Friday, 5 August 2016

Two Ways Of Operating In The Past

The Time Patrol in the Pleistocene and Nantucket in Year 2 A.E.

The Patrol can pay Cro-Magnon guides with steel knives because:

"...the metal would rust away and the strangers be forgotten in a few centuries." (Time Patrol, p. 174)

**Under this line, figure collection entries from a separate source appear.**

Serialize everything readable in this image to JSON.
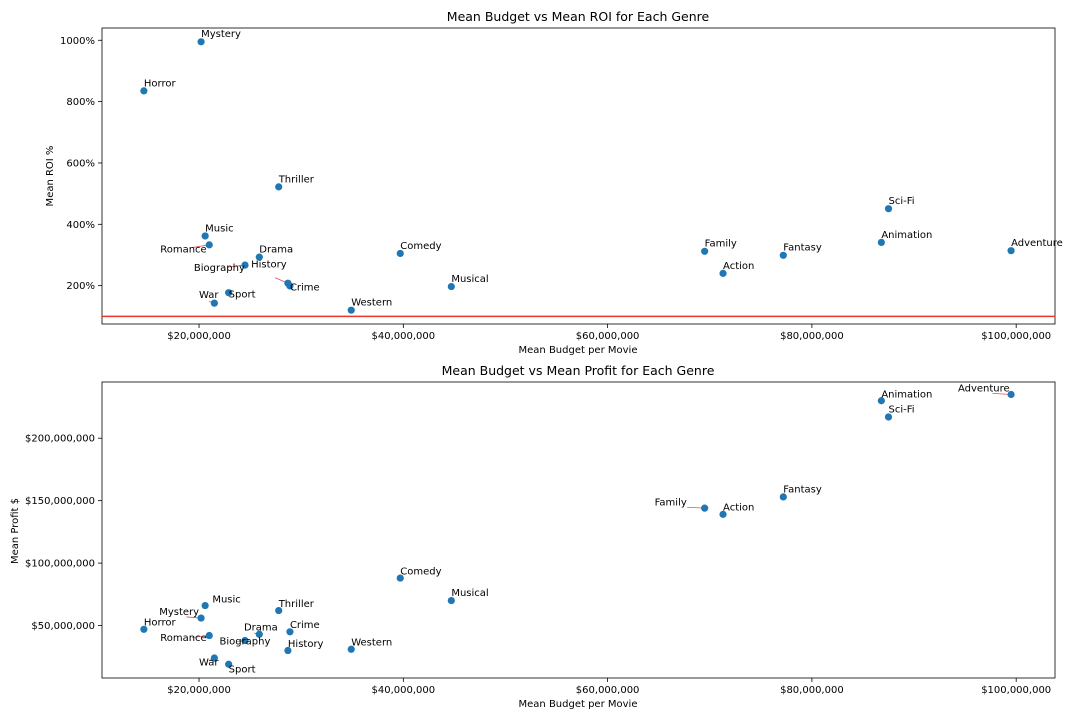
{
  "chart_data": [
    {
      "type": "scatter",
      "title": "Mean Budget vs Mean ROI for Each Genre",
      "xlabel": "Mean Budget per Movie",
      "ylabel": "Mean ROI %",
      "xlim": [
        10500000,
        103800000
      ],
      "ylim": [
        75,
        1040
      ],
      "xticks": [
        20000000,
        40000000,
        60000000,
        80000000,
        100000000
      ],
      "xtick_labels": [
        "$20,000,000",
        "$40,000,000",
        "$60,000,000",
        "$80,000,000",
        "$100,000,000"
      ],
      "yticks": [
        200,
        400,
        600,
        800,
        1000
      ],
      "ytick_labels": [
        "200%",
        "400%",
        "600%",
        "800%",
        "1000%"
      ],
      "reference_line": {
        "y": 100,
        "color": "#e8382c"
      },
      "grid": false,
      "marker_color": "#1f77b4",
      "points": [
        {
          "label": "Mystery",
          "x": 20200000,
          "y": 995,
          "label_x": 20200000,
          "label_y": 1010
        },
        {
          "label": "Horror",
          "x": 14600000,
          "y": 835,
          "label_x": 14600000,
          "label_y": 850
        },
        {
          "label": "Thriller",
          "x": 27800000,
          "y": 522,
          "label_x": 27800000,
          "label_y": 537
        },
        {
          "label": "Music",
          "x": 20600000,
          "y": 362,
          "label_x": 20600000,
          "label_y": 377
        },
        {
          "label": "Romance",
          "x": 21000000,
          "y": 333,
          "label_x": 16200000,
          "label_y": 308
        },
        {
          "label": "Drama",
          "x": 25900000,
          "y": 293,
          "label_x": 25900000,
          "label_y": 308
        },
        {
          "label": "Comedy",
          "x": 39700000,
          "y": 305,
          "label_x": 39700000,
          "label_y": 320
        },
        {
          "label": "Biography",
          "x": 24500000,
          "y": 267,
          "label_x": 19500000,
          "label_y": 247
        },
        {
          "label": "History",
          "x": 28700000,
          "y": 208,
          "label_x": 25100000,
          "label_y": 260
        },
        {
          "label": "Crime",
          "x": 28900000,
          "y": 199,
          "label_x": 28900000,
          "label_y": 185
        },
        {
          "label": "Musical",
          "x": 44700000,
          "y": 197,
          "label_x": 44700000,
          "label_y": 212
        },
        {
          "label": "Sport",
          "x": 22900000,
          "y": 177,
          "label_x": 22900000,
          "label_y": 162
        },
        {
          "label": "War",
          "x": 21500000,
          "y": 143,
          "label_x": 20000000,
          "label_y": 160
        },
        {
          "label": "Western",
          "x": 34900000,
          "y": 120,
          "label_x": 34900000,
          "label_y": 135
        },
        {
          "label": "Family",
          "x": 69500000,
          "y": 312,
          "label_x": 69500000,
          "label_y": 327
        },
        {
          "label": "Action",
          "x": 71300000,
          "y": 240,
          "label_x": 71300000,
          "label_y": 255
        },
        {
          "label": "Fantasy",
          "x": 77200000,
          "y": 299,
          "label_x": 77200000,
          "label_y": 314
        },
        {
          "label": "Sci-Fi",
          "x": 87500000,
          "y": 451,
          "label_x": 87500000,
          "label_y": 466
        },
        {
          "label": "Animation",
          "x": 86800000,
          "y": 341,
          "label_x": 86800000,
          "label_y": 356
        },
        {
          "label": "Adventure",
          "x": 99500000,
          "y": 314,
          "label_x": 99500000,
          "label_y": 329
        }
      ]
    },
    {
      "type": "scatter",
      "title": "Mean Budget vs Mean Profit for Each Genre",
      "xlabel": "Mean Budget per Movie",
      "ylabel": "Mean Profit $",
      "xlim": [
        10500000,
        103800000
      ],
      "ylim": [
        8000000,
        245000000
      ],
      "xticks": [
        20000000,
        40000000,
        60000000,
        80000000,
        100000000
      ],
      "xtick_labels": [
        "$20,000,000",
        "$40,000,000",
        "$60,000,000",
        "$80,000,000",
        "$100,000,000"
      ],
      "yticks": [
        50000000,
        100000000,
        150000000,
        200000000
      ],
      "ytick_labels": [
        "$50,000,000",
        "$100,000,000",
        "$150,000,000",
        "$200,000,000"
      ],
      "grid": false,
      "marker_color": "#1f77b4",
      "points": [
        {
          "label": "Adventure",
          "x": 99500000,
          "y": 235000000,
          "label_x": 94300000,
          "label_y": 237500000
        },
        {
          "label": "Animation",
          "x": 86800000,
          "y": 230000000,
          "label_x": 86800000,
          "label_y": 232500000
        },
        {
          "label": "Sci-Fi",
          "x": 87500000,
          "y": 217000000,
          "label_x": 87500000,
          "label_y": 220500000
        },
        {
          "label": "Fantasy",
          "x": 77200000,
          "y": 153000000,
          "label_x": 77200000,
          "label_y": 156500000
        },
        {
          "label": "Family",
          "x": 69500000,
          "y": 144000000,
          "label_x": 64600000,
          "label_y": 146000000
        },
        {
          "label": "Action",
          "x": 71300000,
          "y": 139000000,
          "label_x": 71300000,
          "label_y": 142000000
        },
        {
          "label": "Comedy",
          "x": 39700000,
          "y": 88000000,
          "label_x": 39700000,
          "label_y": 91000000
        },
        {
          "label": "Musical",
          "x": 44700000,
          "y": 70000000,
          "label_x": 44700000,
          "label_y": 73500000
        },
        {
          "label": "Music",
          "x": 20600000,
          "y": 66000000,
          "label_x": 21300000,
          "label_y": 68500000
        },
        {
          "label": "Thriller",
          "x": 27800000,
          "y": 62000000,
          "label_x": 27800000,
          "label_y": 65000000
        },
        {
          "label": "Mystery",
          "x": 20200000,
          "y": 56000000,
          "label_x": 16100000,
          "label_y": 58500000
        },
        {
          "label": "Horror",
          "x": 14600000,
          "y": 47000000,
          "label_x": 14600000,
          "label_y": 50000000
        },
        {
          "label": "Crime",
          "x": 28900000,
          "y": 45000000,
          "label_x": 28900000,
          "label_y": 48000000
        },
        {
          "label": "Drama",
          "x": 25900000,
          "y": 43000000,
          "label_x": 24400000,
          "label_y": 46000000
        },
        {
          "label": "Romance",
          "x": 21000000,
          "y": 42000000,
          "label_x": 16200000,
          "label_y": 37500000
        },
        {
          "label": "Biography",
          "x": 24500000,
          "y": 38000000,
          "label_x": 22000000,
          "label_y": 35000000
        },
        {
          "label": "History",
          "x": 28700000,
          "y": 30000000,
          "label_x": 28700000,
          "label_y": 33000000
        },
        {
          "label": "Western",
          "x": 34900000,
          "y": 31000000,
          "label_x": 34900000,
          "label_y": 34000000
        },
        {
          "label": "War",
          "x": 21500000,
          "y": 24000000,
          "label_x": 20000000,
          "label_y": 18000000
        },
        {
          "label": "Sport",
          "x": 22900000,
          "y": 19000000,
          "label_x": 22900000,
          "label_y": 12500000
        }
      ]
    }
  ]
}
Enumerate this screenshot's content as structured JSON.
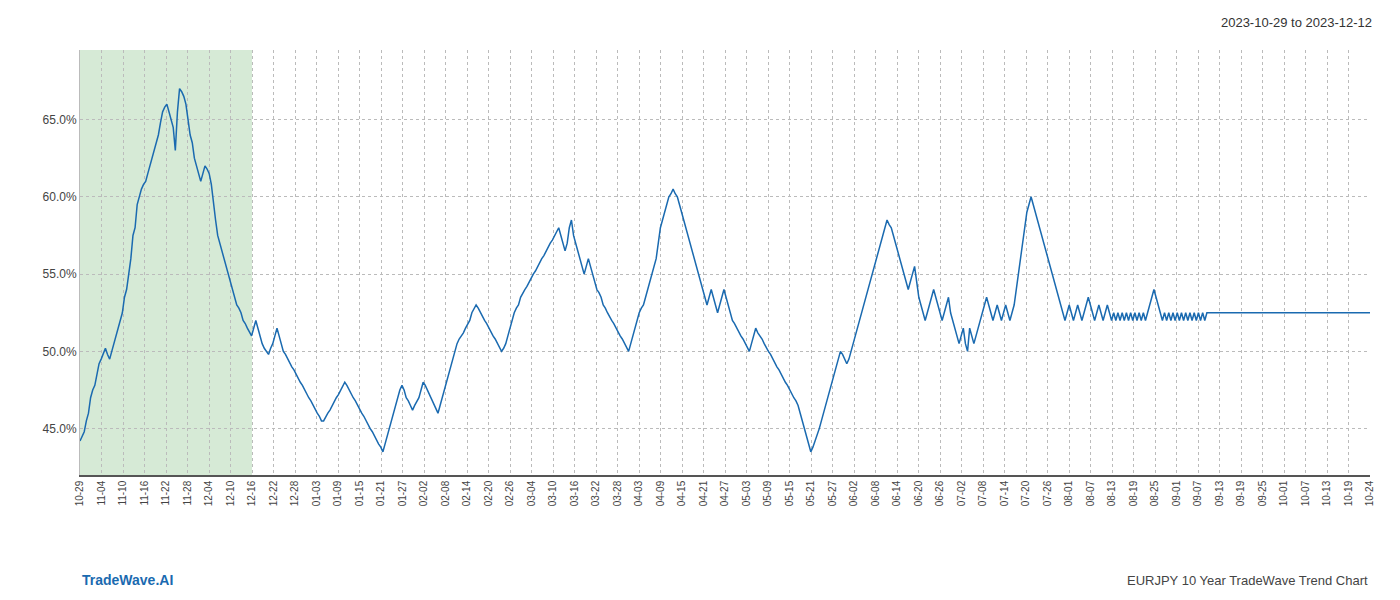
{
  "chart_data": {
    "type": "line",
    "title": "2023-10-29 to 2023-12-12",
    "annotations": [
      "TradeWave.AI",
      "EURJPY 10 Year TradeWave Trend Chart"
    ],
    "color": "#1a6ab0",
    "grid": true,
    "highlight": {
      "from": 0,
      "to": 81.2,
      "color": "#d6ead6"
    },
    "ylim": [
      42.0,
      69.5
    ],
    "yticks": [
      {
        "value": 45.0,
        "label": "45.0%"
      },
      {
        "value": 50.0,
        "label": "50.0%"
      },
      {
        "value": 55.0,
        "label": "55.0%"
      },
      {
        "value": 60.0,
        "label": "60.0%"
      },
      {
        "value": 65.0,
        "label": "65.0%"
      }
    ],
    "xlim": [
      0,
      609
    ],
    "xticks": [
      {
        "value": 0,
        "label": "10-29"
      },
      {
        "value": 10.15,
        "label": "11-04"
      },
      {
        "value": 20.3,
        "label": "11-10"
      },
      {
        "value": 30.45,
        "label": "11-16"
      },
      {
        "value": 40.6,
        "label": "11-22"
      },
      {
        "value": 50.75,
        "label": "11-28"
      },
      {
        "value": 60.9,
        "label": "12-04"
      },
      {
        "value": 71.05,
        "label": "12-10"
      },
      {
        "value": 81.2,
        "label": "12-16"
      },
      {
        "value": 91.35,
        "label": "12-22"
      },
      {
        "value": 101.5,
        "label": "12-28"
      },
      {
        "value": 111.65,
        "label": "01-03"
      },
      {
        "value": 121.8,
        "label": "01-09"
      },
      {
        "value": 131.95,
        "label": "01-15"
      },
      {
        "value": 142.1,
        "label": "01-21"
      },
      {
        "value": 152.25,
        "label": "01-27"
      },
      {
        "value": 162.4,
        "label": "02-02"
      },
      {
        "value": 172.55,
        "label": "02-08"
      },
      {
        "value": 182.7,
        "label": "02-14"
      },
      {
        "value": 192.85,
        "label": "02-20"
      },
      {
        "value": 203,
        "label": "02-26"
      },
      {
        "value": 213.15,
        "label": "03-04"
      },
      {
        "value": 223.3,
        "label": "03-10"
      },
      {
        "value": 233.45,
        "label": "03-16"
      },
      {
        "value": 243.6,
        "label": "03-22"
      },
      {
        "value": 253.75,
        "label": "03-28"
      },
      {
        "value": 263.9,
        "label": "04-03"
      },
      {
        "value": 274.05,
        "label": "04-09"
      },
      {
        "value": 284.2,
        "label": "04-15"
      },
      {
        "value": 294.35,
        "label": "04-21"
      },
      {
        "value": 304.5,
        "label": "04-27"
      },
      {
        "value": 314.65,
        "label": "05-03"
      },
      {
        "value": 324.8,
        "label": "05-09"
      },
      {
        "value": 334.95,
        "label": "05-15"
      },
      {
        "value": 345.1,
        "label": "05-21"
      },
      {
        "value": 355.25,
        "label": "05-27"
      },
      {
        "value": 365.4,
        "label": "06-02"
      },
      {
        "value": 375.55,
        "label": "06-08"
      },
      {
        "value": 385.7,
        "label": "06-14"
      },
      {
        "value": 395.85,
        "label": "06-20"
      },
      {
        "value": 406,
        "label": "06-26"
      },
      {
        "value": 416.15,
        "label": "07-02"
      },
      {
        "value": 426.3,
        "label": "07-08"
      },
      {
        "value": 436.45,
        "label": "07-14"
      },
      {
        "value": 446.6,
        "label": "07-20"
      },
      {
        "value": 456.75,
        "label": "07-26"
      },
      {
        "value": 466.9,
        "label": "08-01"
      },
      {
        "value": 477.05,
        "label": "08-07"
      },
      {
        "value": 487.2,
        "label": "08-13"
      },
      {
        "value": 497.35,
        "label": "08-19"
      },
      {
        "value": 507.5,
        "label": "08-25"
      },
      {
        "value": 517.65,
        "label": "09-01"
      },
      {
        "value": 527.8,
        "label": "09-07"
      },
      {
        "value": 537.95,
        "label": "09-13"
      },
      {
        "value": 548.1,
        "label": "09-19"
      },
      {
        "value": 558.25,
        "label": "09-25"
      },
      {
        "value": 568.4,
        "label": "10-01"
      },
      {
        "value": 578.55,
        "label": "10-07"
      },
      {
        "value": 588.7,
        "label": "10-13"
      },
      {
        "value": 598.85,
        "label": "10-19"
      },
      {
        "value": 609,
        "label": "10-24"
      }
    ],
    "values": [
      44.2,
      44.5,
      44.8,
      45.5,
      46.0,
      47.0,
      47.5,
      47.8,
      48.5,
      49.2,
      49.5,
      49.8,
      50.2,
      49.8,
      49.5,
      50.0,
      50.5,
      51.0,
      51.5,
      52.0,
      52.5,
      53.5,
      54.0,
      55.0,
      56.0,
      57.5,
      58.0,
      59.5,
      60.0,
      60.5,
      60.8,
      61.0,
      61.5,
      62.0,
      62.5,
      63.0,
      63.5,
      64.0,
      64.8,
      65.5,
      65.8,
      66.0,
      65.5,
      65.0,
      64.5,
      63.0,
      65.5,
      67.0,
      66.8,
      66.5,
      66.0,
      65.0,
      64.0,
      63.5,
      62.5,
      62.0,
      61.5,
      61.0,
      61.5,
      62.0,
      61.8,
      61.5,
      60.8,
      59.5,
      58.5,
      57.5,
      57.0,
      56.5,
      56.0,
      55.5,
      55.0,
      54.5,
      54.0,
      53.5,
      53.0,
      52.8,
      52.5,
      52.0,
      51.8,
      51.5,
      51.2,
      51.0,
      51.5,
      52.0,
      51.5,
      51.0,
      50.5,
      50.2,
      50.0,
      49.8,
      50.2,
      50.5,
      51.0,
      51.5,
      51.0,
      50.5,
      50.0,
      49.8,
      49.5,
      49.2,
      49.0,
      48.8,
      48.5,
      48.2,
      48.0,
      47.8,
      47.5,
      47.2,
      47.0,
      46.8,
      46.5,
      46.2,
      46.0,
      45.8,
      45.5,
      45.5,
      45.8,
      46.0,
      46.2,
      46.5,
      46.8,
      47.0,
      47.2,
      47.5,
      47.8,
      48.0,
      47.8,
      47.5,
      47.2,
      47.0,
      46.8,
      46.5,
      46.2,
      46.0,
      45.8,
      45.5,
      45.2,
      45.0,
      44.8,
      44.5,
      44.2,
      44.0,
      43.8,
      43.5,
      44.0,
      44.5,
      45.0,
      45.5,
      46.0,
      46.5,
      47.0,
      47.5,
      47.8,
      47.5,
      47.0,
      46.8,
      46.5,
      46.2,
      46.5,
      46.8,
      47.0,
      47.5,
      48.0,
      47.8,
      47.5,
      47.2,
      46.8,
      46.5,
      46.2,
      46.0,
      46.5,
      47.0,
      47.5,
      48.0,
      48.5,
      49.0,
      49.5,
      50.0,
      50.5,
      50.8,
      51.0,
      51.2,
      51.5,
      51.8,
      52.0,
      52.5,
      52.8,
      53.0,
      52.8,
      52.5,
      52.2,
      52.0,
      51.8,
      51.5,
      51.2,
      51.0,
      50.8,
      50.5,
      50.2,
      50.0,
      50.2,
      50.5,
      51.0,
      51.5,
      52.0,
      52.5,
      52.8,
      53.0,
      53.5,
      53.8,
      54.0,
      54.2,
      54.5,
      54.8,
      55.0,
      55.2,
      55.5,
      55.8,
      56.0,
      56.2,
      56.5,
      56.8,
      57.0,
      57.2,
      57.5,
      57.8,
      58.0,
      57.5,
      57.0,
      56.5,
      57.0,
      58.0,
      58.5,
      57.5,
      57.0,
      56.5,
      56.0,
      55.5,
      55.0,
      55.5,
      56.0,
      55.5,
      55.0,
      54.5,
      54.0,
      53.8,
      53.5,
      53.0,
      52.8,
      52.5,
      52.2,
      52.0,
      51.8,
      51.5,
      51.2,
      51.0,
      50.8,
      50.5,
      50.2,
      50.0,
      50.5,
      51.0,
      51.5,
      52.0,
      52.5,
      52.8,
      53.0,
      53.5,
      54.0,
      54.5,
      55.0,
      55.5,
      56.0,
      57.0,
      58.0,
      58.5,
      59.0,
      59.5,
      60.0,
      60.2,
      60.5,
      60.2,
      60.0,
      59.5,
      59.0,
      58.5,
      58.0,
      57.5,
      57.0,
      56.5,
      56.0,
      55.5,
      55.0,
      54.5,
      54.0,
      53.5,
      53.0,
      53.5,
      54.0,
      53.5,
      53.0,
      52.5,
      53.0,
      53.5,
      54.0,
      53.5,
      53.0,
      52.5,
      52.0,
      51.8,
      51.5,
      51.2,
      51.0,
      50.8,
      50.5,
      50.2,
      50.0,
      50.5,
      51.0,
      51.5,
      51.2,
      51.0,
      50.8,
      50.5,
      50.2,
      50.0,
      49.8,
      49.5,
      49.2,
      49.0,
      48.8,
      48.5,
      48.2,
      48.0,
      47.8,
      47.5,
      47.2,
      47.0,
      46.8,
      46.5,
      46.0,
      45.5,
      45.0,
      44.5,
      44.0,
      43.5,
      43.8,
      44.2,
      44.5,
      45.0,
      45.5,
      46.0,
      46.5,
      47.0,
      47.5,
      48.0,
      48.5,
      49.0,
      49.5,
      50.0,
      49.8,
      49.5,
      49.2,
      49.5,
      50.0,
      50.5,
      51.0,
      51.5,
      52.0,
      52.5,
      53.0,
      53.5,
      54.0,
      54.5,
      55.0,
      55.5,
      56.0,
      56.5,
      57.0,
      57.5,
      58.0,
      58.5,
      58.2,
      58.0,
      57.5,
      57.0,
      56.5,
      56.0,
      55.5,
      55.0,
      54.5,
      54.0,
      54.5,
      55.0,
      55.5,
      54.5,
      53.5,
      53.0,
      52.5,
      52.0,
      52.5,
      53.0,
      53.5,
      54.0,
      53.5,
      53.0,
      52.5,
      52.0,
      52.5,
      53.0,
      53.5,
      52.5,
      52.0,
      51.5,
      51.0,
      50.5,
      51.0,
      51.5,
      50.5,
      50.0,
      51.5,
      51.0,
      50.5,
      51.0,
      51.5,
      52.0,
      52.5,
      53.0,
      53.5,
      53.0,
      52.5,
      52.0,
      52.5,
      53.0,
      52.5,
      52.0,
      52.5,
      53.0,
      52.5,
      52.0,
      52.5,
      53.0,
      54.0,
      55.0,
      56.0,
      57.0,
      58.0,
      59.0,
      59.5,
      60.0,
      59.5,
      59.0,
      58.5,
      58.0,
      57.5,
      57.0,
      56.5,
      56.0,
      55.5,
      55.0,
      54.5,
      54.0,
      53.5,
      53.0,
      52.5,
      52.0,
      52.5,
      53.0,
      52.5,
      52.0,
      52.5,
      53.0,
      52.5,
      52.0,
      52.5,
      53.0,
      53.5,
      53.0,
      52.5,
      52.0,
      52.5,
      53.0,
      52.5,
      52.0,
      52.5,
      53.0,
      52.5,
      52.0,
      52.5,
      52.0,
      52.5,
      52.0,
      52.5,
      52.0,
      52.5,
      52.0,
      52.5,
      52.0,
      52.5,
      52.0,
      52.5,
      52.0,
      52.5,
      52.0,
      52.5,
      53.0,
      53.5,
      54.0,
      53.5,
      53.0,
      52.5,
      52.0,
      52.5,
      52.0,
      52.5,
      52.0,
      52.5,
      52.0,
      52.5,
      52.0,
      52.5,
      52.0,
      52.5,
      52.0,
      52.5,
      52.0,
      52.5,
      52.0,
      52.5,
      52.0,
      52.5,
      52.0,
      52.5,
      52.5,
      52.5,
      52.5,
      52.5,
      52.5,
      52.5,
      52.5,
      52.5,
      52.5,
      52.5,
      52.5,
      52.5,
      52.5,
      52.5,
      52.5,
      52.5,
      52.5,
      52.5,
      52.5,
      52.5,
      52.5,
      52.5,
      52.5,
      52.5,
      52.5,
      52.5,
      52.5,
      52.5,
      52.5,
      52.5,
      52.5,
      52.5,
      52.5,
      52.5,
      52.5,
      52.5,
      52.5,
      52.5,
      52.5,
      52.5,
      52.5,
      52.5,
      52.5,
      52.5,
      52.5,
      52.5,
      52.5,
      52.5,
      52.5,
      52.5,
      52.5,
      52.5,
      52.5,
      52.5,
      52.5,
      52.5,
      52.5,
      52.5,
      52.5,
      52.5,
      52.5,
      52.5,
      52.5,
      52.5,
      52.5,
      52.5,
      52.5,
      52.5,
      52.5,
      52.5,
      52.5,
      52.5,
      52.5,
      52.5,
      52.5,
      52.5,
      52.5
    ]
  }
}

By contrast, Seahaven Engineering in Nantucket has a sales shop selling metalware not only to islanders but also to mainland Indians who barter pelts, herbs etc for:

knives
spearheads
axes
hatchets
fishhooks
lead sinkers
metal traps
pots
pans
awls
scissors
cloth
needles
copper necklaces
mirrors

Whereas:

"The Patrol could act quite freely, this far back in time; there was no danger of upsetting the past..." (ibid.) -

- the Nantucketers can act even more freely because their mere arrival in 1250 B.C. has already initiated a divergent timeline, thus nothing that they do here can possibly upset the past of their original timeline.

1 comment:

  1. Kaor, Paul!

    I'm not surprised Indians who survived the common cold plague were so eager to barter pelts and herbs for the products manufactured by Seahaven Engineering. Those metal tools, weapons, pots, pans, etc., meant a VAST improvement in their way of life. Incidentally, it would also encourage the Indians near Nantucket to quite probably accept the city state as their leader.

    Your last paragraph: I agree. A split off, divergent timeline.